US officials said Rice's speech yesterday was not an ultimatum to North Korea, but declined to say how the United States would respond if Pyongyang still refused to resume the negotiations.
Washington believes North Korea is using Rice's rhetoric as an excuse to shun the talks so it can avoid deciding whether to scrap its programmes in exchange for security guarantees and economic aid, the officials said.
Rice said the United States and its allies would not be silent about the plight of the North Korean people, the nature of Pyongyang's regime and its abduction of "innocent civilians of peaceful neighbouring countries", a reference to Pyongyang's kidnapping of Japanese and South Korean citizens decades ago.
Despite the US need for China's support on North Korea, Rice prodded Beijing to develop a more open society in remarks likely to irk a Chinese leadership sensitive to what it sees as foreign meddling in its domestic affairs.
"Openness is the vanguard of success," she said. "Even China must eventually embrace some form of open, genuinely representative government if it is to reap the benefits and meet the challenges of a globalising world."
Rice held up the Japanese-US relationship as exemplary and backed Japan's bid for a permanent seat on the UN Security Council, but also complained over beef imports.
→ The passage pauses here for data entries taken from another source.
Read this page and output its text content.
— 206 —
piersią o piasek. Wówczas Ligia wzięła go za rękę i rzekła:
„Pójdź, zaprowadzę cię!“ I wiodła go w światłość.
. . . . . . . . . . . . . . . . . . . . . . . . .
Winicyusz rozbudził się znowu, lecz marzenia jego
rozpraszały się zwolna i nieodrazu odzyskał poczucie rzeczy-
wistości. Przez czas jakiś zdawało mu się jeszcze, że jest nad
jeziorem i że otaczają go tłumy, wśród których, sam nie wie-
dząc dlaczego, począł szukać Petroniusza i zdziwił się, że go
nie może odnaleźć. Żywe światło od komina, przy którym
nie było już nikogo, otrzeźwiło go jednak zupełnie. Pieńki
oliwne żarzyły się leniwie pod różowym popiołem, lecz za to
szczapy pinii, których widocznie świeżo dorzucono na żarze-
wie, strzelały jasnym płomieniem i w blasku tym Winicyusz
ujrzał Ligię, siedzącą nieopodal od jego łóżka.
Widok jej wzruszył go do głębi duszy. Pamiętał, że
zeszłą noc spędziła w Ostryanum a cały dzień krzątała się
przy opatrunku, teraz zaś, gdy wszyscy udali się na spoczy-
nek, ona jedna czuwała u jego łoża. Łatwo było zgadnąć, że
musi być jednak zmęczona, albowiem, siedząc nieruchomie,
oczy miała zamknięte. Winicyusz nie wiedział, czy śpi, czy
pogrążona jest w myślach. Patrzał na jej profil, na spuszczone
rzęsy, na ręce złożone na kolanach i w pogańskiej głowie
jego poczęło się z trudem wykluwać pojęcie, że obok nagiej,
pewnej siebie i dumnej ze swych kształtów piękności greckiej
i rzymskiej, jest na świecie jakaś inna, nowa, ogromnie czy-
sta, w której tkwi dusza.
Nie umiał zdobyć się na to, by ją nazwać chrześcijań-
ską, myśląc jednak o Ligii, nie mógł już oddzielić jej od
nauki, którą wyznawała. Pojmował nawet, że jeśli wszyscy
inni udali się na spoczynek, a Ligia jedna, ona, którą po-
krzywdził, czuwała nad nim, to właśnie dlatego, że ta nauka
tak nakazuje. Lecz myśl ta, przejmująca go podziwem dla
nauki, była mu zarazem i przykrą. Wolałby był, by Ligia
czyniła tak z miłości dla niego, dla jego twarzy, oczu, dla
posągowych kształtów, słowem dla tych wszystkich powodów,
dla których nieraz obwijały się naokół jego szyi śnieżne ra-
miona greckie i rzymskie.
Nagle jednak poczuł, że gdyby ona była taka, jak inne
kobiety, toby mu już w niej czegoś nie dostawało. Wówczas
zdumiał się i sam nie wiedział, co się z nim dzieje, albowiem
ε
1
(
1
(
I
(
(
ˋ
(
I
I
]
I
"The time has come to solve this problem," she said, adding that American beef was safe.
Foreign Minister Nobutaka Machimura, however, said after talks with Rice that Tokyo would not be rushed.
In late 2003, after the United States reported its first case of mad cow disease, Tokyo imposed a ban on imports of US beef worth more than $1 billion a year.
Japan agreed in October to allow shipments of beef from young US cattle but Washington has become increasingly frustrated because Tokyo has not worked through the technical details necessary to implement the accord.